Judge temporarily blocks law that could close all Louisiana abortion clinics
NEW ORLEANS La.
NEW ORLEANS La. (Reuters) - A U.S. federal judge on Sunday temporarily blocked enforcement of a Louisiana law that advocates say would likely have closed all five abortion clinics in the state.
The measure, signed into law by Louisiana Governor Bobby Jindal in June and due to take effect Sept. 1, would require doctors who perform abortions to have patient admitting privileges at a hospital within 30 miles of their practice.
However, the judge's ruling means that for the time being doctors can continue to perform legal abortions while seeking such privileges.
"Plaintiffs will be allowed to operate lawfully while continuing their efforts to obtain privileges," Federal Judge John deGravelles wrote in the decision.
A hearing will be scheduled within a month for the judge to make a more permanent ruling on the law.
Abortion rights activists applauded the decision, the latest in a string of rulings against similar measures, saying it would give doctors more time to seek hospital privileges.
"Today’s ruling ensures Louisiana women are safe from an underhanded law that seeks to strip them of their health and rights," said Nancy Northup, president and chief executive of the Center for Reproductive Rights, which sued to block the law on behalf of three of the state's five clinics.
It was not immediately clear whether the ruling applied to doctors from the two clinics who were not plaintiffs in the suit and have also applied for admitting privileges.
Louisiana is among 11 states that have passed similar laws, with courts recently ruling unconstitutional such measures in Alabama and Mississippi. Key parts of a Texas law that would have shuttered most remaining clinics in that state were blocked by a federal judge on Friday.
Abortion rights campaigners, along with the American College of Obstetricians and Gynecologists and the American Medical Association, say admitting privileges laws impose medically unnecessary requirements on doctors.
Anti-abortion advocates have countered that the measures aim to protect women's health, though some have also lauded their effect of shuttering clinics.

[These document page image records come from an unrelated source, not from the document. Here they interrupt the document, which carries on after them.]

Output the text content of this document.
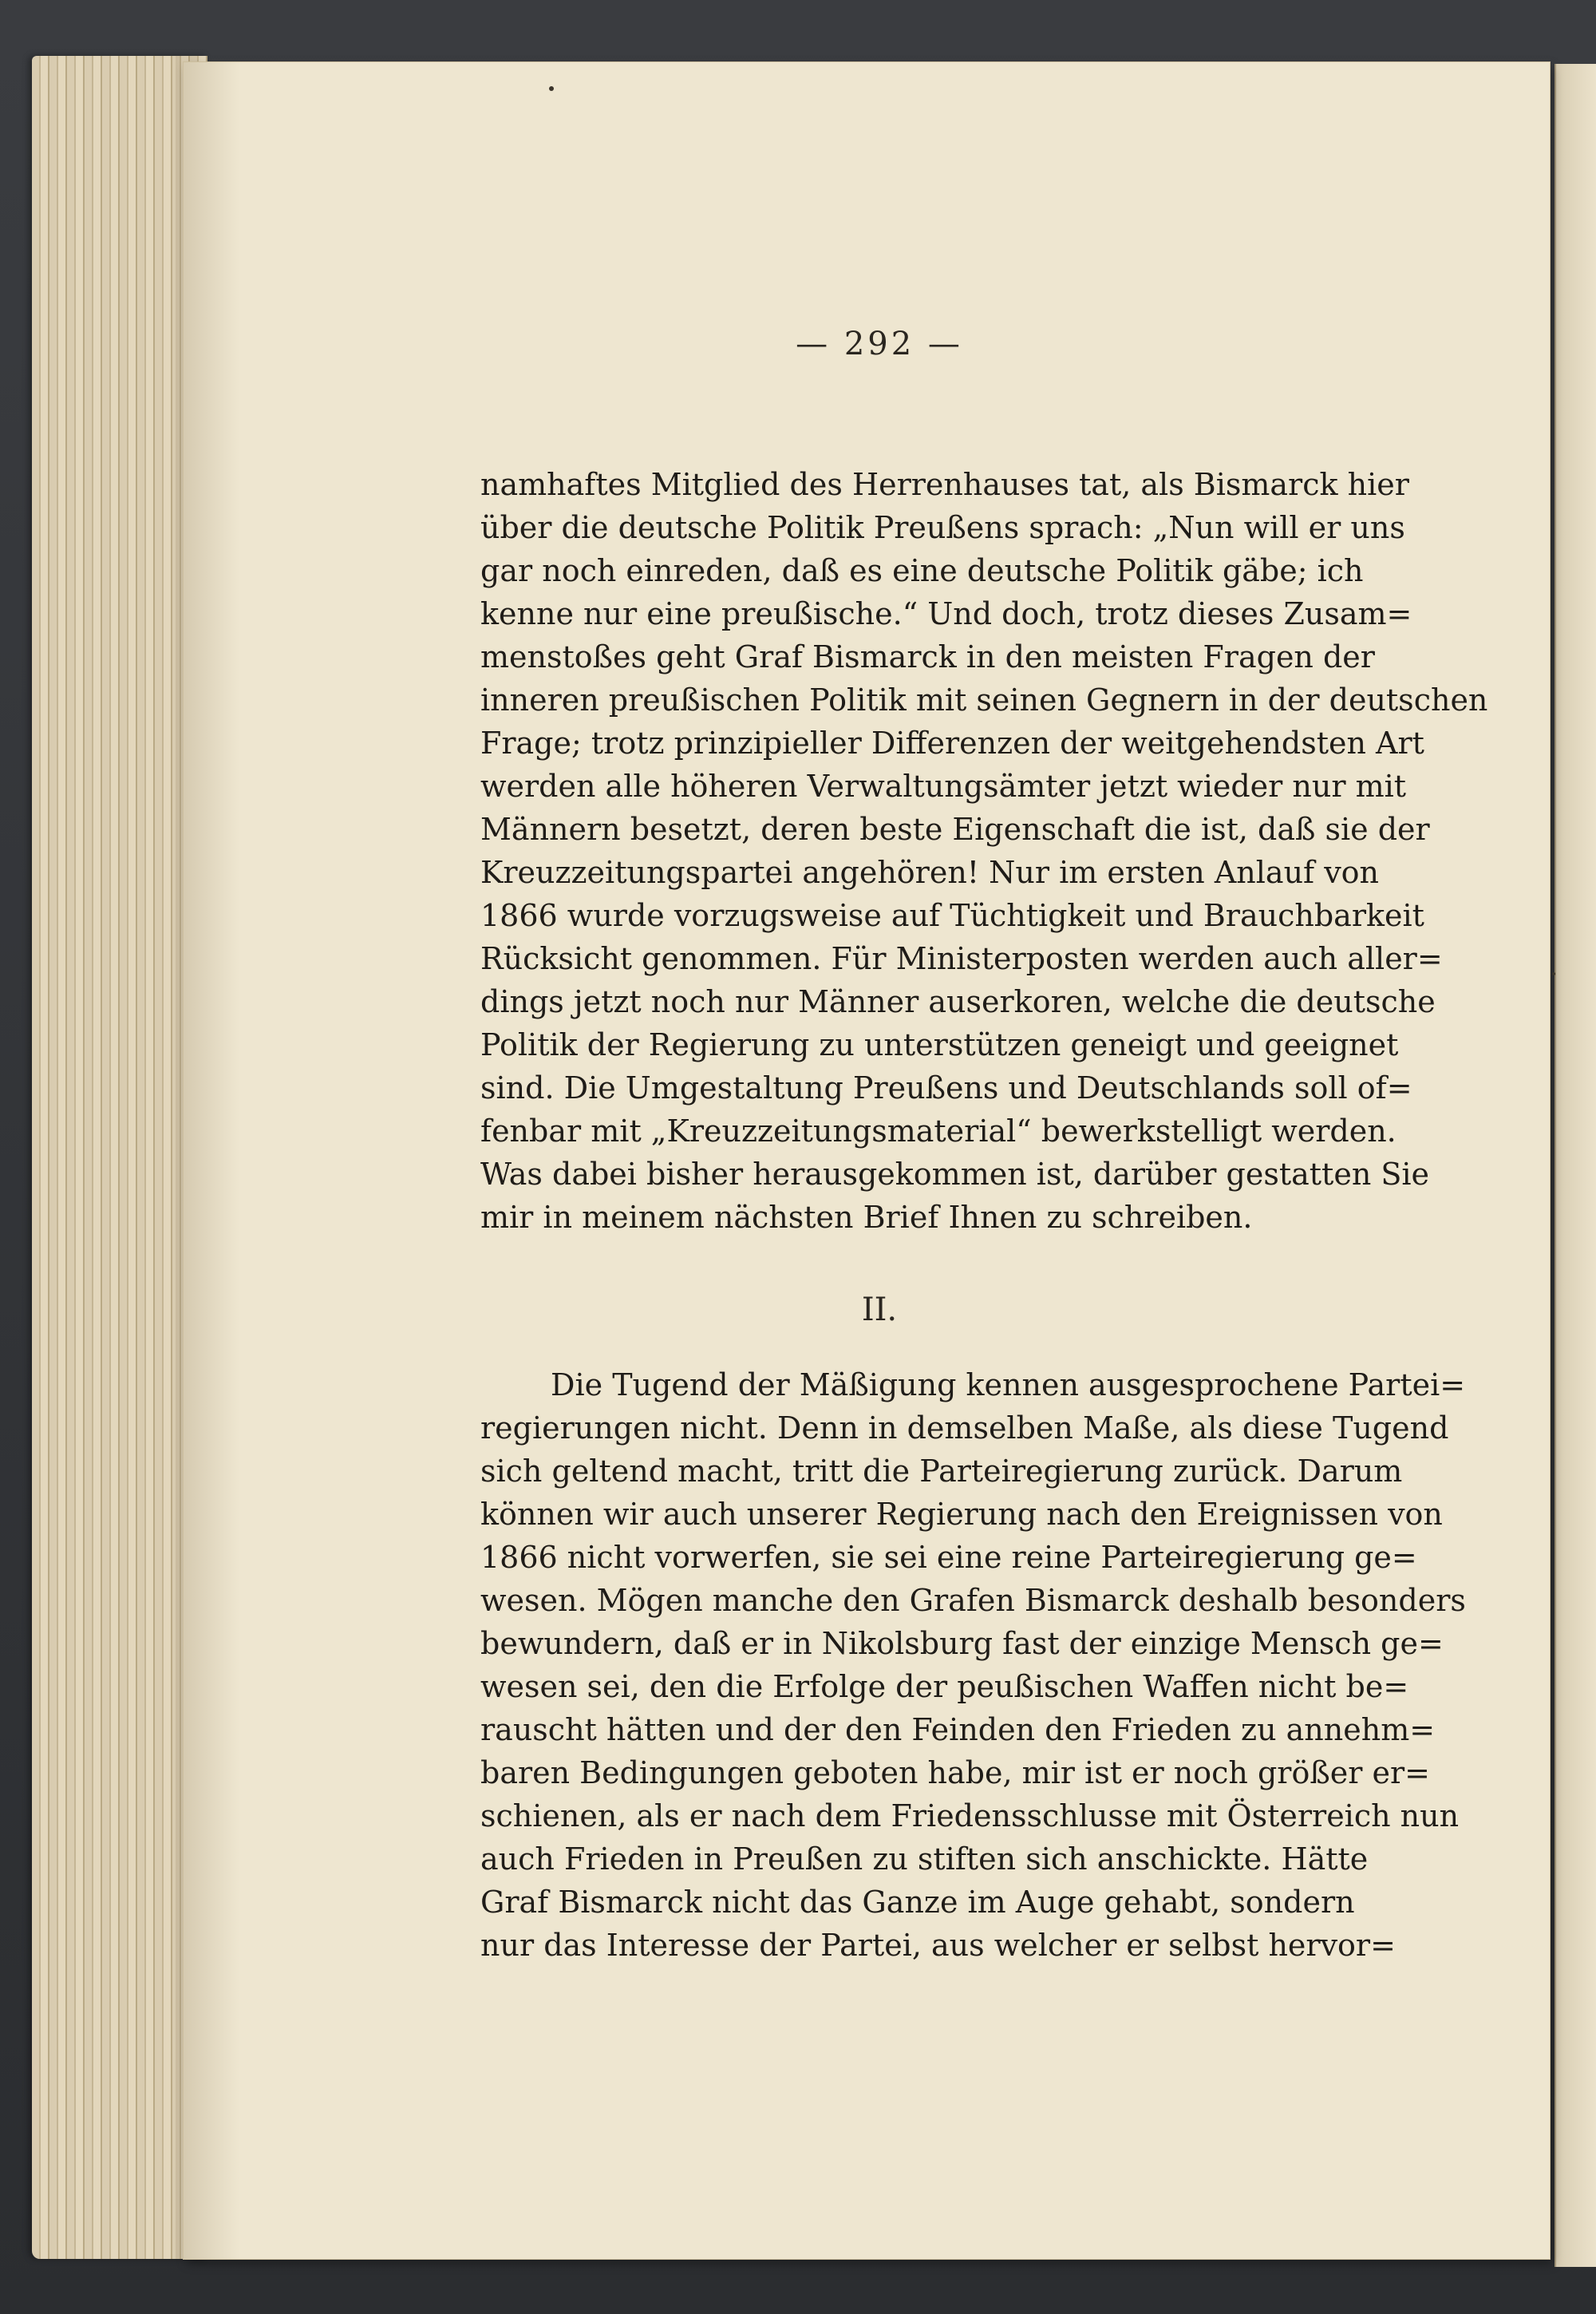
— 292 —
namhaftes Mitglied des Herrenhauses tat, als Bismarck hier
über die deutsche Politik Preußens sprach: „Nun will er uns
gar noch einreden, daß es eine deutsche Politik gäbe; ich
kenne nur eine preußische.“ Und doch, trotz dieses Zusam=
menstoßes geht Graf Bismarck in den meisten Fragen der
inneren preußischen Politik mit seinen Gegnern in der deutschen
Frage; trotz prinzipieller Differenzen der weitgehendsten Art
werden alle höheren Verwaltungsämter jetzt wieder nur mit
Männern besetzt, deren beste Eigenschaft die ist, daß sie der
Kreuzzeitungspartei angehören! Nur im ersten Anlauf von
1866 wurde vorzugsweise auf Tüchtigkeit und Brauchbarkeit
Rücksicht genommen. Für Ministerposten werden auch aller=
dings jetzt noch nur Männer auserkoren, welche die deutsche
Politik der Regierung zu unterstützen geneigt und geeignet
sind. Die Umgestaltung Preußens und Deutschlands soll of=
fenbar mit „Kreuzzeitungsmaterial“ bewerkstelligt werden.
Was dabei bisher herausgekommen ist, darüber gestatten Sie
mir in meinem nächsten Brief Ihnen zu schreiben.
II.
Die Tugend der Mäßigung kennen ausgesprochene Partei=
regierungen nicht. Denn in demselben Maße, als diese Tugend
sich geltend macht, tritt die Parteiregierung zurück. Darum
können wir auch unserer Regierung nach den Ereignissen von
1866 nicht vorwerfen, sie sei eine reine Parteiregierung ge=
wesen. Mögen manche den Grafen Bismarck deshalb besonders
bewundern, daß er in Nikolsburg fast der einzige Mensch ge=
wesen sei, den die Erfolge der peußischen Waffen nicht be=
rauscht hätten und der den Feinden den Frieden zu annehm=
baren Bedingungen geboten habe, mir ist er noch größer er=
schienen, als er nach dem Friedensschlusse mit Österreich nun
auch Frieden in Preußen zu stiften sich anschickte. Hätte
Graf Bismarck nicht das Ganze im Auge gehabt, sondern
nur das Interesse der Partei, aus welcher er selbst hervor=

Only one doctor who performs abortions in Louisiana has hospital admitting privileges, the Center for Reproductive Rights said.
If all other doctors in the state are forced to stop performing abortions, that doctor, fearful for his safety, would stop carrying out the procedure, the group said.
In arguing against the ruling, Louisiana officials said they would not punish doctors performing abortions while their applications for admitting privileges were pending.